Absolute Beginners might not be a great film, but it certainly has a lot of ideas on its mind. Maybe most interestingly, the film struggles to reveal how space directly reflects ideologies of all kinds, and how we view ourselves within these walls, real or imagined. 

5 comments:

Ignatiy Vishnevetsky said...

Glenn, great points--great to have you posting and I look forward to your pick for next month.
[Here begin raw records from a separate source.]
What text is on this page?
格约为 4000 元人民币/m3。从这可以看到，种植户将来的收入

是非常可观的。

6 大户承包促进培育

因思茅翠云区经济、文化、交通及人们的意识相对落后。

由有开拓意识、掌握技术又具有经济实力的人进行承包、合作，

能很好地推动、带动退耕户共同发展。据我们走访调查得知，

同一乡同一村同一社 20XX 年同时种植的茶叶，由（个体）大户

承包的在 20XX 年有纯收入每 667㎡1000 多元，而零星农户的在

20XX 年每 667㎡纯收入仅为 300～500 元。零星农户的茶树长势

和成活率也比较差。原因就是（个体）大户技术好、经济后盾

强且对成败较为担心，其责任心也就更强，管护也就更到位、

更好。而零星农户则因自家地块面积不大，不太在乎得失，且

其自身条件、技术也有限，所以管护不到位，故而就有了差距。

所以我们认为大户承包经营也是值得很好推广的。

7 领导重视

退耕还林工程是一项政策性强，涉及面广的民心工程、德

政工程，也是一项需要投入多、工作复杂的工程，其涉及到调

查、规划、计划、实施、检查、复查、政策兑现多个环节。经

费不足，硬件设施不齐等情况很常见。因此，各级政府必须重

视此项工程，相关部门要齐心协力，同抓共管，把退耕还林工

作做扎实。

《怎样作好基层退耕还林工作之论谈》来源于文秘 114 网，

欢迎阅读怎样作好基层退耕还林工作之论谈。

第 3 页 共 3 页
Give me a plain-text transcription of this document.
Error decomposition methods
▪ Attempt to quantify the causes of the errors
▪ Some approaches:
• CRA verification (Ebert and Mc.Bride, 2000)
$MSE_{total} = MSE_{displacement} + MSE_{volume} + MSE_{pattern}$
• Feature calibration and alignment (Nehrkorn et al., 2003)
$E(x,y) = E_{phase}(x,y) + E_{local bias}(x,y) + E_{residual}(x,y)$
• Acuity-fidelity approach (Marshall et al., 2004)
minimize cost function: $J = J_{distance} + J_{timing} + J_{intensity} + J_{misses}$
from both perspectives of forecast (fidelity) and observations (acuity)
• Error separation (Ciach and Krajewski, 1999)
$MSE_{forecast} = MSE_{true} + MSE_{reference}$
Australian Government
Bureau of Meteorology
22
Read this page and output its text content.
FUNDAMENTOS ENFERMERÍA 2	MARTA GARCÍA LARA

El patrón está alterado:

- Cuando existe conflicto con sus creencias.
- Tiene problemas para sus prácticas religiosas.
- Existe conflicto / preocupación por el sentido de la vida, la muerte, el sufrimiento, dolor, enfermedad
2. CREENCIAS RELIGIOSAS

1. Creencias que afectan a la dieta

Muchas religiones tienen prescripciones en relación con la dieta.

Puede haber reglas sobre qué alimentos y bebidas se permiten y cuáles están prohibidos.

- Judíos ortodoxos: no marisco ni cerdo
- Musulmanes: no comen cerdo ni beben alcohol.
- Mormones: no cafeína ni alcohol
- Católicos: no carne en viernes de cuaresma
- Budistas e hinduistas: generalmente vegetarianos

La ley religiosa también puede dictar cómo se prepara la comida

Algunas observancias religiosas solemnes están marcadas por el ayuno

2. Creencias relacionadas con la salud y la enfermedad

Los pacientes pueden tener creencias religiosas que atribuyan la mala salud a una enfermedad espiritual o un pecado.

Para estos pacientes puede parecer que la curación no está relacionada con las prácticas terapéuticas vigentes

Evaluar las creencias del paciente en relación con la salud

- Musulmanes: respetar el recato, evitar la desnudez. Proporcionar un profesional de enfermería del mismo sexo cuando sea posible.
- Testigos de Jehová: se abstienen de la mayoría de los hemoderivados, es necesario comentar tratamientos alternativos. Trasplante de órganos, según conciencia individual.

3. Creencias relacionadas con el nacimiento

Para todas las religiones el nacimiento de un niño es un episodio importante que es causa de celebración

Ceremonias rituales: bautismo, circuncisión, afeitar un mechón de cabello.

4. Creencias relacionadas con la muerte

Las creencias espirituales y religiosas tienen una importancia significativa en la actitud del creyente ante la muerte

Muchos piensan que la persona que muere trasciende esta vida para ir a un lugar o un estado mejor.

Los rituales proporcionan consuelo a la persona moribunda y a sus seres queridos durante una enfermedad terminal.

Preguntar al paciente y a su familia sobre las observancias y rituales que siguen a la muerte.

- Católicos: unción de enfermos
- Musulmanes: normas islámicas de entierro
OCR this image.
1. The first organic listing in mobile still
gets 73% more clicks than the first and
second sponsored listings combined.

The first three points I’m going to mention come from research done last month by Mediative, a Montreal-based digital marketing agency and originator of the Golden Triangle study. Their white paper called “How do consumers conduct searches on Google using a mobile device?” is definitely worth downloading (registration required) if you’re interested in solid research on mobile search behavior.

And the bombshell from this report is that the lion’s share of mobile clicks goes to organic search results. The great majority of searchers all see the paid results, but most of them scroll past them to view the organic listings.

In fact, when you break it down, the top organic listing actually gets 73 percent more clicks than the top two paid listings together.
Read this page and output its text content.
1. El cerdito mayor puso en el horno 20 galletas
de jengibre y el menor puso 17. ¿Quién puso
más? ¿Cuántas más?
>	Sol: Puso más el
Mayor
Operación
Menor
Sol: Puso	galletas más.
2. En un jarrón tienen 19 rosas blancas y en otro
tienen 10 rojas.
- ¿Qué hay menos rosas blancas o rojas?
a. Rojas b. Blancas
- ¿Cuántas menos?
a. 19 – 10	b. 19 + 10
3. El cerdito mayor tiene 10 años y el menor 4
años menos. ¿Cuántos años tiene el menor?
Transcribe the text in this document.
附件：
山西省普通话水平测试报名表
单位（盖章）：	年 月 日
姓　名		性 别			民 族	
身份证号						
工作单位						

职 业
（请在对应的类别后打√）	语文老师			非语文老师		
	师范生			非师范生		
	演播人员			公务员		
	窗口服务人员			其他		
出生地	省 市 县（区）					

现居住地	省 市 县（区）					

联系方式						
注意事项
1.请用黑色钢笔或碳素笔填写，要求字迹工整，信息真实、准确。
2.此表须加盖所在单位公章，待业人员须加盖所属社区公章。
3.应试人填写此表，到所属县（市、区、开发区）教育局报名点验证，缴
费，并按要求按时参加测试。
As a film shot entirely on sets and backlots, I think Absolute Beginners has some really interesting ways of presenting its spaces. The party and the fashion show, both set in a very large rooms (which, incidentally, we never get to see all of), are presenting as being claustrophobic. Even the Bowie musical number, with its massive set pieces, has a sort of myopia to it, while the extremely self-contained design of the long Steadycam shot at the beginning seems to encompass the whole world--the microcosmic school of set design, going back to the metaphoric props of old Hollywood movies.

GHJ - said...

Ignatiy - You're spot on with your points about the set design. I guess it's that "whole world" you mention that fascinates me so much, i.e. and the racial and social motivations that define its spaces. For such a problematic film, Absolute Beginners is far more complex than I realized on first glance.

Chris Cagle said...

Glenn, interesting read of those complex tracking shots. I'm torn myself whether they are stylistic flourish or thematically meaningful. One thing that would corroborate your reading is the film's repeated suggestion of Colin as someone between two worlds, a white straight man allied with black Britishers and sexual subcultures. There's that telling line in his voiceover: "It was England, all right, but at the same time very un-English."

GHJ - said...

Chris, thanks for reminding me of that line from Colin's voice-over, as if he's an insider being reborn through the harsh realities festering under the subculture's artificial surface, in turn attempting to understand a world view outside of his own self. At the end, you can't help but feel Colin has started to grasp the contradictions occurring within a British culture on a crash course with globalization.

david said...

There were a couple other shot-on-sets films worth attention from the 80s, Neil Jordan's The Company of Wolves, a faux horror movie about lycanthropy and sex and Dario Argento's Inferno.

May I nominate Kobayashi's Kwaidan, which was shot in a disused airplane hanger, as a possible film de month?